Publicidade
Brasileirão

Técnico do Paraná Clube fala sobre pressão e risco de demissão

Técnico do Paraná Clube fala sobre pressão e risco de demissão
Rogério Micale (Foto: Geraldo Bubniak)

O técnico do Paraná Clube, Rogério Micale, falou sobre a pressão para a demissão dele, em entrevista coletiva, nessa quinta-feira (dia 9). Na segunda-feira, o presidente do clube, Leonardo de Oliveira, deu entrevistas confirmando a permanência do treinador e declarando apoio ao trabalho do profissional. 

“É gratificante, porque no futebol brasileiro você é muito avaliado por resultado e não por performance”, disse Micale, nessa quinta-feira. “A gente acaba se acostumando com isso. Nós (treinadores) acabamos nos acostumando”, afirmou. “O presidente, o Rodrigo Pastana (diretor de futebol) e o Marcos (gerente de futebol) estão no dia a a dia, acompanham toda a construção da equipe, o trabalho para contrapor o adversário. Eles veem o que está sendo feito”, comentou.

Para Micale, o time tem demonstrado desempenho dentro de campo. “A gente tem finalizado, tem construído, tem tido mais chances que a maioria dos adversários. Por detalhes não estamos conseguindo fazer os gols. Isso é performance. Quando vem uma posição como essa do presidente, mostra que têm pessoas pensando no futebol”, analisou.

O treinador afirmou, porém, que está ciente que o apoio da diretoria tem prazo limitado. “Só que isso tem prazo de validade. Não tem jeito. A gente sabe como são as coisas, a pressão em cima dele... é ano de eleição. Ele está reestruturando o clube”, disse. “A estrutura é muito melhor, mas muito melhor que ano passado. O clube decidiu investir para fortalecer o clube”, comentou.

A experiência como treinador da seleção brasileira olímpica também foi citada por Micale. “Enfrentei 200 milhões recentemente: o Brasil e alguns outros países, porque a seleção tem que vencer todas.
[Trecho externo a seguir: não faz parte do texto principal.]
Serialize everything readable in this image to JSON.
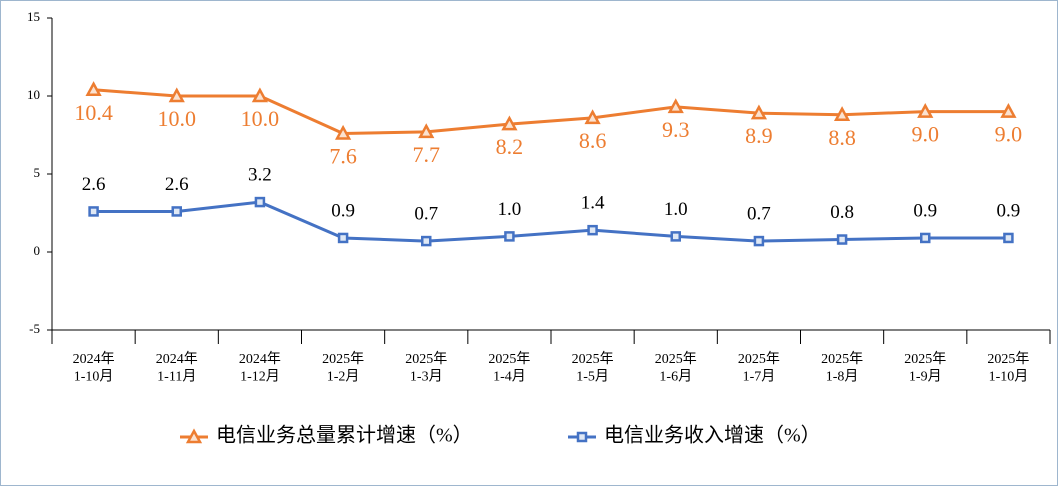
{
  "chart_data": {
    "type": "line",
    "categories": [
      "2024年\n1-10月",
      "2024年\n1-11月",
      "2024年\n1-12月",
      "2025年\n1-2月",
      "2025年\n1-3月",
      "2025年\n1-4月",
      "2025年\n1-5月",
      "2025年\n1-6月",
      "2025年\n1-7月",
      "2025年\n1-8月",
      "2025年\n1-9月",
      "2025年\n1-10月"
    ],
    "series": [
      {
        "name": "电信业务总量累计增速（%）",
        "color": "#ed7d31",
        "marker": "triangle",
        "values": [
          10.4,
          10.0,
          10.0,
          7.6,
          7.7,
          8.2,
          8.6,
          9.3,
          8.9,
          8.8,
          9.0,
          9.0
        ],
        "value_labels": [
          "10.4",
          "10.0",
          "10.0",
          "7.6",
          "7.7",
          "8.2",
          "8.6",
          "9.3",
          "8.9",
          "8.8",
          "9.0",
          "9.0"
        ]
      },
      {
        "name": "电信业务收入增速（%）",
        "color": "#4472c4",
        "marker": "square",
        "values": [
          2.6,
          2.6,
          3.2,
          0.9,
          0.7,
          1.0,
          1.4,
          1.0,
          0.7,
          0.8,
          0.9,
          0.9
        ],
        "value_labels": [
          "2.6",
          "2.6",
          "3.2",
          "0.9",
          "0.7",
          "1.0",
          "1.4",
          "1.0",
          "0.7",
          "0.8",
          "0.9",
          "0.9"
        ]
      }
    ],
    "ylim": [
      -5,
      15
    ],
    "yticks": [
      -5,
      0,
      5,
      10,
      15
    ],
    "grid": false,
    "legend": "bottom"
  }
}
Estou no lugar certo para sofrer essa pressão. Sei ganhar, minha carreira é vitoriosa.
Falaram que não fui bem no Atlético-MG, mas fui finalista da Primeira Liga. Só não fiz a final porque me demitiram. Na seleção brasileira fui finalista em cinco pontos. Ganhei títulos na base. Hoje estou vivendo contrário. Tenho que saber lidar com isso”, declarou.